— D’abord, pourquoi as-tu cessé de me tutoyer depuis que me voilà définitivement revenu ? C’est donc le respect que t’inspire mon grand âge ?
— Non, vous n’êtes pas vieux, et je ne suis plus toute jeune.
— Alors qu’est-ce que c’est ? Pourquoi ne réponds-tu jamais directement à une question directe ?

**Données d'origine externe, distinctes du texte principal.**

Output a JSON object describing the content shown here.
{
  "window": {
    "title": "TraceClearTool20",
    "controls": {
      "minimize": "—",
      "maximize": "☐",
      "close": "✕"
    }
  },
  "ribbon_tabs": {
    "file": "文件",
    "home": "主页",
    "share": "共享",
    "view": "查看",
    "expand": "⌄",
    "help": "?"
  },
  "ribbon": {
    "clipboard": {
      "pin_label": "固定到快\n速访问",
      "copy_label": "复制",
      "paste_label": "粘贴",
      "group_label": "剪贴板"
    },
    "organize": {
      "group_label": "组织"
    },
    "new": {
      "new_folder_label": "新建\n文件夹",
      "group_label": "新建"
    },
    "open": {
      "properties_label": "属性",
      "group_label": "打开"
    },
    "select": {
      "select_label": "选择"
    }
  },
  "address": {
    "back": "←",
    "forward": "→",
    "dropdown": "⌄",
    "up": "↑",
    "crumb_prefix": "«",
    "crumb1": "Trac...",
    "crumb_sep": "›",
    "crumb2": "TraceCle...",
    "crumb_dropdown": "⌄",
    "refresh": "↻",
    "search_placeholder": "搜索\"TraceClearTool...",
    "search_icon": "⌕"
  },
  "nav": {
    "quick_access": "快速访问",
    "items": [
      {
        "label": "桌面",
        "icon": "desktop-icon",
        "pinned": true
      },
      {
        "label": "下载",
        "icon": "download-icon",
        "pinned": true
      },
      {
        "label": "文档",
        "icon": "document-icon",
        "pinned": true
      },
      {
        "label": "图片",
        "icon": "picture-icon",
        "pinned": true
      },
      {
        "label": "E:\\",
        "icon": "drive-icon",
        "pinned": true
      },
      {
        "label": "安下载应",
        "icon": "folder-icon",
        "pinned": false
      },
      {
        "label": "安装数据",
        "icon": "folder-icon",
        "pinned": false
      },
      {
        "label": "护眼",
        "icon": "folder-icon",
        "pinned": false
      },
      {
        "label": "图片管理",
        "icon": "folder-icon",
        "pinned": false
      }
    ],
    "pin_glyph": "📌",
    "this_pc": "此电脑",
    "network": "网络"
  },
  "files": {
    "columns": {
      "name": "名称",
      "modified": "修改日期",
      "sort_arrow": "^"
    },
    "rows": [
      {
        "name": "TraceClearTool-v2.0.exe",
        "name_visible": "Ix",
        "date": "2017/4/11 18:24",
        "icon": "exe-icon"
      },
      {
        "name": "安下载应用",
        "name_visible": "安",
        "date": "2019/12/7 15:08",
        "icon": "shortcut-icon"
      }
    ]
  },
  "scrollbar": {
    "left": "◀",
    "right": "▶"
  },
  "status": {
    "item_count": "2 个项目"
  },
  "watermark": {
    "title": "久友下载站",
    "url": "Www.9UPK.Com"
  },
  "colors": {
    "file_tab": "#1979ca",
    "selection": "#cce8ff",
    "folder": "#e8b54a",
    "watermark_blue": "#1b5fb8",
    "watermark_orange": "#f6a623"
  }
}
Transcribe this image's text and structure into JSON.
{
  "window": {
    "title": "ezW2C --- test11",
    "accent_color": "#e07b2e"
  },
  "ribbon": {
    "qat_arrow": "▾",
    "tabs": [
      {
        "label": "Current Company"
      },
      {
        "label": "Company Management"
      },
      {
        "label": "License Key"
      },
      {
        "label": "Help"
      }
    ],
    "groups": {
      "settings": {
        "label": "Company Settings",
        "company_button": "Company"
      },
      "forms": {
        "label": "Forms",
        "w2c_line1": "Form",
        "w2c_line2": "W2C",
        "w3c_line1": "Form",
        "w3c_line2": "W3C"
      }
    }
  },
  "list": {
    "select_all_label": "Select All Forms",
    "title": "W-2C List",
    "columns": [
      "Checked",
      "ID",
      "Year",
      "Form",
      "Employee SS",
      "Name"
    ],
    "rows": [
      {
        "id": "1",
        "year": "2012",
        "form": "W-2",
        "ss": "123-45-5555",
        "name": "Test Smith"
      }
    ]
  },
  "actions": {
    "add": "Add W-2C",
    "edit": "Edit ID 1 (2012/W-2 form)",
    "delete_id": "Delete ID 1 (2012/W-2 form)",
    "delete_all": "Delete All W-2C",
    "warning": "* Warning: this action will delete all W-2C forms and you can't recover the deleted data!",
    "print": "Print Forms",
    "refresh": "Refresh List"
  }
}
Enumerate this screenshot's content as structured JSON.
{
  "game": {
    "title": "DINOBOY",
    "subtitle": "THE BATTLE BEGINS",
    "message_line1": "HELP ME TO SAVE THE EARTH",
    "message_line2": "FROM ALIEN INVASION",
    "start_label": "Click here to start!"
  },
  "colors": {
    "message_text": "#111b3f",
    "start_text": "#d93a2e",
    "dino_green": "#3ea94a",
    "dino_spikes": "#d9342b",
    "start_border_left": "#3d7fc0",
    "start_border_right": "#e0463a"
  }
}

Marianne parut surprise, et, regardant André avec attention :
— Vous êtes de mauvaise humeur aujourd’hui ? lui dit-elle.
Il fut frappé de son regard empreint de fierté et de pénétration. C’était la première fois qu’elle le regardait ainsi.
— Je suis de mauvaise humeur, c’est vrai, répondit-il. J’ai à te faire une communication embarrassante, et tu ne m’aides pas du tout.
— Embarrassante ? dit Marianne en le regardant encore avec une certaine inquiétude. Qu’est-ce qui peut être embarrassant entre vous et moi ?
— Tu vas le comprendre. Marchons, il fait trop frais encore pour s’arrêter à l’ombre quand on a chaud. Veux-tu me donner le bras ?
Marianne passa sans rien dire son bras sous celui d’André ; elle attendait.
— Eh bien, dit-il brusquement en reprenant sa marche, voilà ce que c’est. Une personne qui voudrait te connaître s’est adressée à moi. Je ne crois pas pouvoir te la présenter sans y être autorisé par toi, car je ne veux pas te mettre en rapport avec elle par surprise.
— Je vous en remercie, mon parrain. Une surprise, en effet, me déplairait beaucoup. Il s’agit sans doute d’un projet de mariage ?
— Précisément.
— Vous savez que j’en ai refusé plusieurs ?
— Ma mère me l’a dit. Elle prétend que tu ne veux pas te marier, est-ce vrai ?
— Non, elle se trompe. Je ne veux pas des prétendants qu’on m’a offerts, voilà tout.